Awareness | Posted by Becka W on 07/16/2009
Alright. Let’s get right down to it.
Sonia Sotomayor. A name which only a few months ago probably would have meant nothing to us unless we were real judiciary junkies is now at the center of a hot button issue: Who will be our next Supreme Court Justice? While the Senate is spending hours upon hours questioning Sotomayor, let’s take a moment to dig a little deeper on the subject of her nomination.
(semi-rant alert): First and foremost, the biggest thing that has astonished me in my discussions with people is how quickly everyone forgets that women have barely made any headway on the Supreme Court. Sure, Sandra Day O’Connor was the first female justice; confirmed in 1980 and retired in 2006; and sure, Ruth Bader Ginsberg followed not far behind her in 1993.
But 2 women is not exactly the definition of achieving critical mass; or even real headway in terms of appointing women to the Supreme Court. Ginsberg and O’Connor are the only two female justices ever to serve on the highest court in our nation, out of 110 total justices that have served on the court. That means that, so far, women have only made up 1.8% of total Supreme Court Justices.
Now that that’s out of the way, let’s explore not just the situation of women on the Supreme Court, but the potential of Sotomayor on the Supreme Court. If appointed, she will be the first Latina to serve on the Supreme Court – pretty fabulous, no? Regardless of whether or not you agree with her past decisions or the politics of the man who appointed her, you have to admit that’s an impressive accomplishment. Sotomayor said that she believes she is a “product of affirmative action”, meaning she believes that she would not have been accepted to Princeton and Yale were she a white man – noting that, at the times she was applying to school, everyone was looking to include more women in their student bodies.
But Sotomayor’s most controversial comment, perhaps, came when she said that she would hope that, “a wise Latina woman with the richness of her experiences would more often than not reach a better conclusion than a white male who hasn’t lived that life.” Some conservatives have called this comment “racist,” but I don’t know if that’s necessarily true.
Is it racist, or sexist to use your own gender and experiences to help you make decisions?
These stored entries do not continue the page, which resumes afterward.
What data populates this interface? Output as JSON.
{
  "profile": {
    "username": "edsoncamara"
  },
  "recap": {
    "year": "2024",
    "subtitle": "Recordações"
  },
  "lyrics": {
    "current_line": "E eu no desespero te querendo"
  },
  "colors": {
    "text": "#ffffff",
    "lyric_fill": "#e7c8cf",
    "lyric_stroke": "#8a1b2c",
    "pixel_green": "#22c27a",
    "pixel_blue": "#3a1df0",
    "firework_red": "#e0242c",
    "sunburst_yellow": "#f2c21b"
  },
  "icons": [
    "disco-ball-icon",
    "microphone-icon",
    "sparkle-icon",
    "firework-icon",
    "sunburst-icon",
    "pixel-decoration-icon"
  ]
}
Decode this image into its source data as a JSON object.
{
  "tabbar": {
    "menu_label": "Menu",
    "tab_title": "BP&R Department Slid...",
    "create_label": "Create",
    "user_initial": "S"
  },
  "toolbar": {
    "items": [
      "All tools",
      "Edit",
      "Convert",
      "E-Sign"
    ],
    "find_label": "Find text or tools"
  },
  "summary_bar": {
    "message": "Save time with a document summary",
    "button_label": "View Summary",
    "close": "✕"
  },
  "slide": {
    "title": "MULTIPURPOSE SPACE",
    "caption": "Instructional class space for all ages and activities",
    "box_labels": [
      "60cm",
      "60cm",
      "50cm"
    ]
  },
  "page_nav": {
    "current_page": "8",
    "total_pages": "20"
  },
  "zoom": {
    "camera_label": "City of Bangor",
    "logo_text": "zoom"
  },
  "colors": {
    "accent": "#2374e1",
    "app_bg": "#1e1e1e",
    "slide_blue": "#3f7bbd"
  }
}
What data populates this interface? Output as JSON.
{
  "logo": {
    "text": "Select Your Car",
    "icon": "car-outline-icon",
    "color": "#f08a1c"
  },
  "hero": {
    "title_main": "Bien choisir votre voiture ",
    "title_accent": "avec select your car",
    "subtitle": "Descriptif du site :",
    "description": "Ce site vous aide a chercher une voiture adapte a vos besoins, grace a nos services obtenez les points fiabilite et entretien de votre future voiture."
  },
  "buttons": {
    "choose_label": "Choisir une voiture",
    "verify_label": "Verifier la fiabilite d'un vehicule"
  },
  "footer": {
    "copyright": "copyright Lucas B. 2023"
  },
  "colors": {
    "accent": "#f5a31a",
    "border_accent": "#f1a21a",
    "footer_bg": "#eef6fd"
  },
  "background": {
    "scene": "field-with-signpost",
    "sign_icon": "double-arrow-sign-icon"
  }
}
I know that (on a much smaller scale), I consider the fact that I’m a young woman with no upper body strength (admittedly my own fault) and dressed fairly nicely before walking home alone at 2:00 in the morning, and instead decide to wait the extra 5 minutes for the bus. Now, that decision is certainly not of national importance – but it’s still a decision I made based on my own gender and experiences.
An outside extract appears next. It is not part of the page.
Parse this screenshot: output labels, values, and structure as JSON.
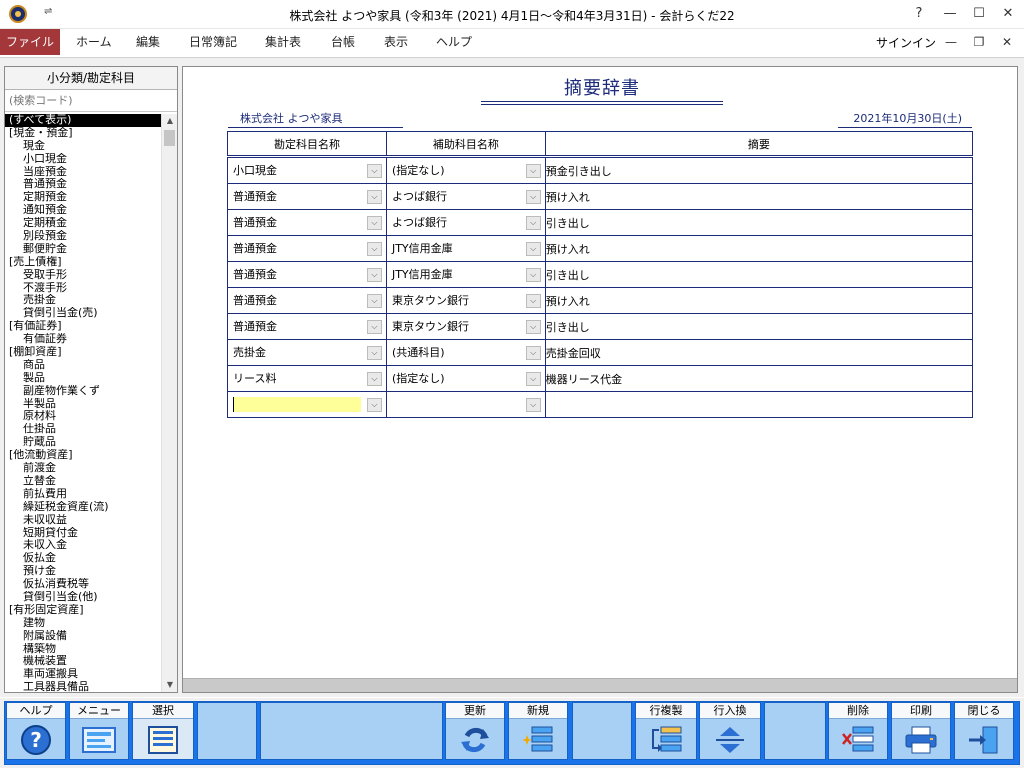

So what’s wrong with injecting a small amount of that into decisions of national importance? Who knows, maybe a different perspective, a fresh way of looking at the world, will advance us as a society. And another woman on the Supreme Court will take much of the pressure of being the only woman on the court off of Ruth Bader Ginsberg – soon after having surgery for cancer, she came to President Obama’s State of the Union Address – because, she said, she felt she had to – to “remind America there was another woman on the court.”
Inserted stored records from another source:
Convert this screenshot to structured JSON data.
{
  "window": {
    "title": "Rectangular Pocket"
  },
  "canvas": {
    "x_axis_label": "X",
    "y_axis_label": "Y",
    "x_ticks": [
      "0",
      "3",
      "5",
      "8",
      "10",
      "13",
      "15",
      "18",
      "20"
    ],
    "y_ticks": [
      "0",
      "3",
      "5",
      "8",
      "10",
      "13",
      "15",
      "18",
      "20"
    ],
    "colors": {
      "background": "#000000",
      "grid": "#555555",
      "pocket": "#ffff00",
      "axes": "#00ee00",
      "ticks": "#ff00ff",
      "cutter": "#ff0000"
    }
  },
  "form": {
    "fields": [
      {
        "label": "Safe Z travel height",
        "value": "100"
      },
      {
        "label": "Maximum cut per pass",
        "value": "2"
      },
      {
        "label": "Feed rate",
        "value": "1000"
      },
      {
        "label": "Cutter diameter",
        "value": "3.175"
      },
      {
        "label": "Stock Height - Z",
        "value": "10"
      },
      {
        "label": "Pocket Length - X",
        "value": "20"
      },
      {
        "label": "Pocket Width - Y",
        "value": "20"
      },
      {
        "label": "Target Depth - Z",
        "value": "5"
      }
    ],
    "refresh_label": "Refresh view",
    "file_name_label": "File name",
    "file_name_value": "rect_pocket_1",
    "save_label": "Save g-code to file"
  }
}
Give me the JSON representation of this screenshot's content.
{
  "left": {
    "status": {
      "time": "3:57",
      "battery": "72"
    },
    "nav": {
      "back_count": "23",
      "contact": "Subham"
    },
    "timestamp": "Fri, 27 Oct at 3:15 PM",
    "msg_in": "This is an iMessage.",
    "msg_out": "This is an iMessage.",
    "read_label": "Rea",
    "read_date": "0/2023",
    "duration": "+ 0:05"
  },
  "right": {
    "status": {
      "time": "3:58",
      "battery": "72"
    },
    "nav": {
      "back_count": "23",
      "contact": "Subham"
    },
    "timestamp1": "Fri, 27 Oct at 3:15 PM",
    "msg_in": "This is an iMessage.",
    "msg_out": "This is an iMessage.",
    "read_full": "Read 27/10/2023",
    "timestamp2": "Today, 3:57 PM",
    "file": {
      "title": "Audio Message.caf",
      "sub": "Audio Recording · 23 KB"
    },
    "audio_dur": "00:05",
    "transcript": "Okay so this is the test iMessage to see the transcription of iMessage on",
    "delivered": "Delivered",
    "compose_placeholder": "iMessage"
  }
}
Diversity on our Supreme Court should be applauded, not lauded. As long as Sotomayor is not making judgments based solely off of her personal experience and sentiments – which she has shown through her record won’t happen – I can see nothing wrong with allowing diversity on the court a Latina justice would help start to make the court a little more representative of our nation as a whole – we are not just a nation of just one race or gender. America prides itself so often on being a “melting pot” – so why aren’t we letting things melt just a little bit more? Who knows – perhaps, if we let our melting pot simmer, we could come up with some great, fresh ideas we didn’t even know were possible before.